Pejabat senior di tubuh militer Israel mengadakan konsultasi yang mendesak pada malam hari sebelum serangan Badai Al-Aqsha terjadi. Namun, tidak ada satu pun pejabat militer yang memperingatkan penyelenggara atau peserta festival musik dan bahkan ketika serangan terjadi, selama 9 jam tidak ada tim militer yang datang untuk menyelamatkan mereka.

Investigasi menyatakan bahwa pasukan keamanan Israel menerima peringatan yang cukup yang menunjukkan bahwa Hamas akan melakukan serangan ke kawasan pemukiman Israel di sekitar Jalur Gaza.

Sangat aneh, militer Israel masih mengizinkan penyelenggaraan festival musik tersebut dan ketika mereka mengetahui peringatan serangan, tidak ada seorang pun dari pihak tentara yang memberi tahu ribuan orang tentang bahaya serangan atau meminta penghentian festival tersebut.

Menurut penyelidikan, sebanyak 360 penonton konser tewas dalam serangan kelompok perlawanan Palestina dan 40 lainnya ditawan di Jalur Gaza.

Namun, penyelidikan lain yang dilakukan militer Israel sebelumnya mengungkapkan bahwa tentara Israel sendiri yang membunuh para peserta konser melalui serangan udara yang bertujuan mencegah Hamas membawa beberapa peserta konser untuk dijadikan sebagai tawanan ke Gaza.

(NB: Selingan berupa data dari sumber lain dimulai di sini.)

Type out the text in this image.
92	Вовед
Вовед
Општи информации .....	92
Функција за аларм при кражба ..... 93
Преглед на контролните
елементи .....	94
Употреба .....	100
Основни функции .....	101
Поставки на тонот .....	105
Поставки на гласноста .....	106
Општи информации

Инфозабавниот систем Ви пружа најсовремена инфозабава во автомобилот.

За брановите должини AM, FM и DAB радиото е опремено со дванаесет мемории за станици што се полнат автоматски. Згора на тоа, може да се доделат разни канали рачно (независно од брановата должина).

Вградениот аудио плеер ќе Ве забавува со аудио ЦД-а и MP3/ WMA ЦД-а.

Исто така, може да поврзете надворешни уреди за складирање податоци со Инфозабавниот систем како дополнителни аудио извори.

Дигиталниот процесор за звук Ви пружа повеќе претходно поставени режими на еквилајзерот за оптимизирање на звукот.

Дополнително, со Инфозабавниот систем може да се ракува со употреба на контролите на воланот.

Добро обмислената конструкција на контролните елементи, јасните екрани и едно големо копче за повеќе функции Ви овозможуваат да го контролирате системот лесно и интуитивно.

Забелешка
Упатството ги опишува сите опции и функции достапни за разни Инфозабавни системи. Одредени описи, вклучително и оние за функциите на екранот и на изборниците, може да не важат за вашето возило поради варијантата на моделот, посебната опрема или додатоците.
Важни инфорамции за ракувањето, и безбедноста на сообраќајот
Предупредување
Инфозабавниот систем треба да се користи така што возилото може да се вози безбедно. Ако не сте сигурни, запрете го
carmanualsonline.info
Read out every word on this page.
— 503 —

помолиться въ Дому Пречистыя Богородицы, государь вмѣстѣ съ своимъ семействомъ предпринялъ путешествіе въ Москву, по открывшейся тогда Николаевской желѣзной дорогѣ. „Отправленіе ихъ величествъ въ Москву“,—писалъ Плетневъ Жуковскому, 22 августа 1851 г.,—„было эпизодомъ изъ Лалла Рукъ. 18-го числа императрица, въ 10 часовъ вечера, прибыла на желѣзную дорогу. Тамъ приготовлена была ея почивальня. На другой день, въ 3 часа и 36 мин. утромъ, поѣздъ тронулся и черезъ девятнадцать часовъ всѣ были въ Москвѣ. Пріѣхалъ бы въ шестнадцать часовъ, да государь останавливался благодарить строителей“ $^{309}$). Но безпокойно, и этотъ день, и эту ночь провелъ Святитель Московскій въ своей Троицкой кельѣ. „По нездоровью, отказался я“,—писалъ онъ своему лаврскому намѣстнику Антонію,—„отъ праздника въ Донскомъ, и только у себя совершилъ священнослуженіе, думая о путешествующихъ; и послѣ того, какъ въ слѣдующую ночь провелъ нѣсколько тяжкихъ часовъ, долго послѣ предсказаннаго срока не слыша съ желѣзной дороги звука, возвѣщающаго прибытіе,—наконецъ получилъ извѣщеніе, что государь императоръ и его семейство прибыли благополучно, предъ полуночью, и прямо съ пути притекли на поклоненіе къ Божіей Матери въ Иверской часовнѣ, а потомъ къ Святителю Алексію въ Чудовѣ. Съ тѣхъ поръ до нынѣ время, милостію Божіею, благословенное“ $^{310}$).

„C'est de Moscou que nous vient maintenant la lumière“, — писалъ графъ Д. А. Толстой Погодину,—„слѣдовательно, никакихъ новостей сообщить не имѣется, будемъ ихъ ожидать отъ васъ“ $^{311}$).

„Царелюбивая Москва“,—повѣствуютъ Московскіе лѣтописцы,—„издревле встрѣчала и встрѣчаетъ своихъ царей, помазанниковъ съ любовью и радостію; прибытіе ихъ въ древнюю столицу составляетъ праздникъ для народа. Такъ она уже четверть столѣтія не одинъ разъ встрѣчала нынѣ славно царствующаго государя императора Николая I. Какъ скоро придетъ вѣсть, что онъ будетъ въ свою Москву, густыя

Sebuah video yang beredar yang menunjukkan helikopter Apache membunuh sebagian besar peserta festival yang melarikan diri dari acara tersebut. Pilot juga mengaku awalnya menembaki semua mobil tanpa mengetahui mobil mana yang dikendarai Hamas dan penduduk sipil.

Salah satu penyelenggara mengatakan bahwa jika mereka menerima peringatan satu jam sebelum serangan, mereka bisa mengevakuasi tempat tersebut dan menyelamatkan peserta dari serangan dan dijadikan tawanan.

Pukul 12:00 dan 03:00

Pertemuan pertama pihak militer dilakukan melalui telepon dan diadakan sekitar tengah malam dan melibatkan pejabat senior militer dari Dinas Keamanan Dalam Negeri (Shin Bet) dan intelijen militer, bersama dengan kepala cabang operasi angkatan darat, Jenderal Oded Basyuk, dan perwira senior lainnya.

Kepala Staf Herzi Halevi diberitahu tentang peringatan adanya serangan dan diperlukan konsultasi mendesak untuk membicarakan hal tersebut.

Pertemuan kedua diadakan pukul tiga pagi pada hari Sabtu dan melibatkan kepala Shin Bet, Ronen Bar. Setelah pertemuan ini, tentara Israel memutuskan untuk mengikuti pendapat Shin Bet bahwa Hamas hanya melakukan manuver dan tidak mempersiapkan serangan di dalam Israel.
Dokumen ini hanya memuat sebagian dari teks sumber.